Speaking of the US$ 6, 500 per capita income target set by the for 2025, Abeysinghe stressed that without any significant change to Sri Lanka’s current export basket reflecting local and global developments, the country will not be able to achieve a double-digit export growth to support the per capita income target to become a high-income country.
“I can’t think of a country trying to achieve double digit export growth with an apparel sector accounting for 45 percent of merchandise exports and agriculture sector accounting for another 22 percent.
“This is not possible, because you are not compatible with your structure and every other country that was transitioning from low income to middle income transited out of low-cost, low-skilled and labour intensive sector,” she stressed.
Although, global value chains (GVC), which account for half of global trade today, are driven by electronics, electrics and automobile value chains, Abeysinghe noted that Sri Lanka is yet to become part of GVCs.
Further, she was also critical of Sri Lanka’s approach to China being limited to financing needs, instead of exports.
“China as a market for exports grew 4 times in terms of share, from 3 percent in 2000 to 11 percent of global trade by 2018. Unfortunately, Sri Lanka’s story about China is debt and loans. We are not exporting to China; only 2 percent of our exports go to China compared to our East Asian neighbours who export over 10 percent to China and most of their exports have doubled during the period,” she went on to say.
Commenting on free trade agreements (FTAs), which has become one of the most discussed and controversial topics in Sri Lanka in recent years, she pointed out that Sri Lankan exporters are at a disadvantageous position as rival exporters from other countries who get preferential access to competing markets under FTAs signed by their respective governments.
“In 2000, the world had only 100 FTAs.

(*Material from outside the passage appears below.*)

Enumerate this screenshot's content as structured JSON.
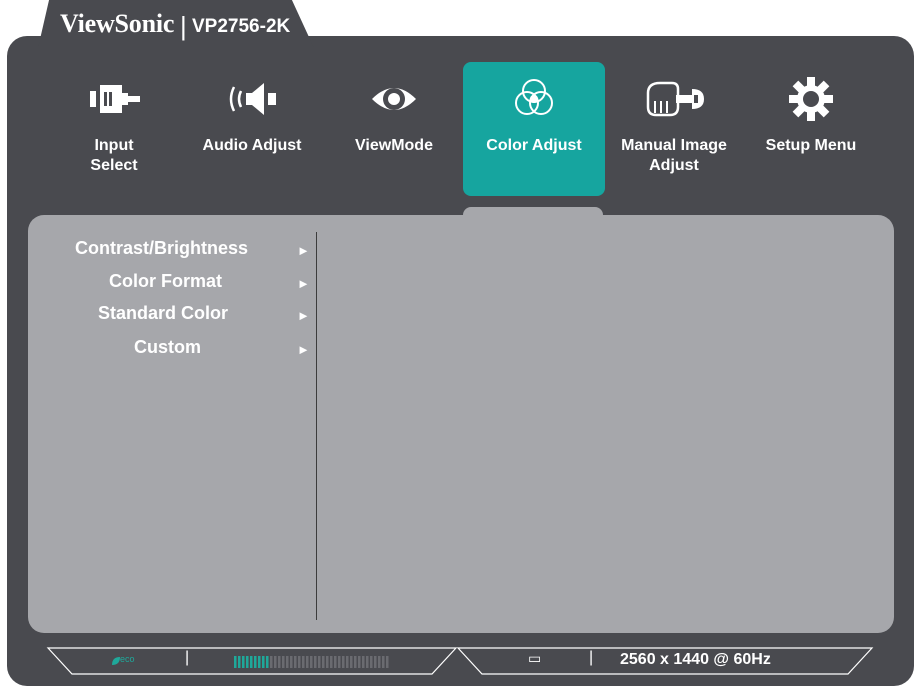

However, the world had 300 FTAs by 2018. In 2000, Asian countries had only 37 FTAs, but 2018 Asian countries had 160 FTAs and 70 percent of new FTAs that were signed included both goods and services. Sri Lanka shied away from this development as well.
“If you are an exporter, you would realise multitude of FTAs mean that when you try to access a new market, you are discriminated in the border, because someone else gets preferential access and you have to pay the normal duties and you are subject to other general barriers,” she pointed out.
Abeysinghe asserted that Sri Lanka needs to rethink and do things differently to realise the export growth that the country envisages.